If you need a flow chart to keep track of the Supreme Court’s deliberations about the Affordable Care Act, ProPublica has created one. You can start with the Anti-Injunction Act and go through the expansion of Medicaid to determine what decisions will result in an implementation of the law or an overturning of it.
The individual mandate was the topic of the day Tuesday at the Supreme Court. The general consensus was that the government’s lawyer could not come up with a satisfactory limiting principal to prove that allowing this law to stand wouldn’t lead to the government forcing citizens to buy everything from broccoli to big screen TVs.
Georgetown University law professor Randy Barnett has been perhaps the key legal thinker developing the case against the individual mandate. He pointed to two comments from Justice Kennedy that he thinks illustrate deep skepticism about the mandate.
Justice Kennedy began the argument by asking … can you create commerce in order to regulate it? That would seem to go beyond the text of the Commerce Clause itself. The second question he posed, and it was dramatic the way he put it, was he asked the solicitor general to assume this was unprecedented, and then said, doesn’t that mean you have a heavy burden of justification if you are changing the relationship of a citizen to the government in this way?
Regardless of the tough question about the legality of the mandate, there is some precedent. Avik Roy on Forbes describes precedents that support the individual mandate.
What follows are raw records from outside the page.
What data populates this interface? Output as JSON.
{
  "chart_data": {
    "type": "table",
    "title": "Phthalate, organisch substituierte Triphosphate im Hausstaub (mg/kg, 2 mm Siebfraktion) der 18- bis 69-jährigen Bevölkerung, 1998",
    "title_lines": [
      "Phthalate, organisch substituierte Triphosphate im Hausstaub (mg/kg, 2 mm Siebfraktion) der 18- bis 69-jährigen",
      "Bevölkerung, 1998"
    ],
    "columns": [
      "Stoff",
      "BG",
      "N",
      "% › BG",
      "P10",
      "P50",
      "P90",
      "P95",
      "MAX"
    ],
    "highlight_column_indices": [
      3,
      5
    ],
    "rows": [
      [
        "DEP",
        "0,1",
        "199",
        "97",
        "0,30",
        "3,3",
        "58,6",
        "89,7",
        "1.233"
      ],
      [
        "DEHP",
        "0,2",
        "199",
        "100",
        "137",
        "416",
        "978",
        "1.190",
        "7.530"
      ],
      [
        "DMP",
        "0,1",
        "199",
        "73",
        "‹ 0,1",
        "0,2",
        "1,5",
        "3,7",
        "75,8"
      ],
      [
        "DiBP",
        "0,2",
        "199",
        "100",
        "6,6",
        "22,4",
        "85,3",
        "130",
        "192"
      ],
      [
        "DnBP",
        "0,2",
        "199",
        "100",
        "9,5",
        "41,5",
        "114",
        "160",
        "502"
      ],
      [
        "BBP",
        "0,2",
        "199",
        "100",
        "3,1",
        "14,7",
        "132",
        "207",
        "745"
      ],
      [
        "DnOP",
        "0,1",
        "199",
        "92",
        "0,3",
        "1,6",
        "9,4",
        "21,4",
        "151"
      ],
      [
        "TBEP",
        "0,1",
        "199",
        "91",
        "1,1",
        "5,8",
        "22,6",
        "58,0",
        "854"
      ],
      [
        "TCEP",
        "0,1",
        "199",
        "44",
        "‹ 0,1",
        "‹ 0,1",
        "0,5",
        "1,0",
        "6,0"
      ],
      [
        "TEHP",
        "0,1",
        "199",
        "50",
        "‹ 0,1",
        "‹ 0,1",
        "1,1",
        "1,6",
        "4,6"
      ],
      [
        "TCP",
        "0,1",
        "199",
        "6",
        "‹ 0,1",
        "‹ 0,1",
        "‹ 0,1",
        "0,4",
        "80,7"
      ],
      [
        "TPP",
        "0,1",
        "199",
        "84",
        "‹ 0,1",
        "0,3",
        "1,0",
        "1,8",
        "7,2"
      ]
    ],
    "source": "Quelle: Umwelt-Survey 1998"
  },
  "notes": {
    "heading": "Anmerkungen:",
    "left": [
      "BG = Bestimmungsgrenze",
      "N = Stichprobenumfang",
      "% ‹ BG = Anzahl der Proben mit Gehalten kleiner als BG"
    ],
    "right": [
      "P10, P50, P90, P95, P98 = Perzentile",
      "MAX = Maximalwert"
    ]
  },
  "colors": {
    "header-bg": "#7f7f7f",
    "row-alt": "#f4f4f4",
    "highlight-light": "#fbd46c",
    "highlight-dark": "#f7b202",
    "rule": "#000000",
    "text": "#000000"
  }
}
Everyone agreed that the two justices to watch are Chief Justice Roberts and Justice Kennedy. Philip Klein of the Washington Examiner thinks a close review of Roberts’ comments suggests he will vote against Obamacare.
Daniel Fisher on Forbes says a similar review of Justice Kennedy’s comments doesn’t offer as clear a picture of how he will vote although many observers agree that Kennedy’s vote–more so than Roberts’–will be the deciding one.
Dalia Lithwick on Slate says that it may be worth counting up the references to forced gym memberships, cellphone purchases, and broccoli mandates, and tallying them up against references to actual court cases. “That’s either because the mandate is so unprecedented that precedent doesn’t matter. Or, because precedent just doesn’t matter,” she says.
You can find a transcript of the day’s proceedings here if you’d like to conduct your own analysis of the justices’ questions and vegetable references.
JD Kleinke on The Health Care Blog says that Obamacare changes very little about healthcare in America and that the final decision won’t effect that.
To wit: access to commercial health insurance for most of us will still run through the workplace; our employers will still, for better or worse, be charged with money-managing the system they love to hate…Health insurers will continue to operate half their book of business on a state-by-state basis, and the other half nationwide for self-insured employers, thus maximizing complexity, confusion and administrative cost for everyone involved.
There will be no new public health care plan for hard-pressed households — just a huge expansion of the nation’s 50 broke and broken Medicaid plans … Those insurers will continue to design and sell their plans based on the crazy-quilt of local standards and state benefit mandates, along with a few new federal mandates for preventive services …
If this is starting to feel like less than the “government takeover of health care” … and more like the status quo with some belated, populist insurance market regulatory reforms, then maybe we should look at the actual numbers.
… in full flower, ObamaCare is an artfully diffused redistribution of health care funding costing barely 1/20th the size of the entire non-system it is supposedly taking over.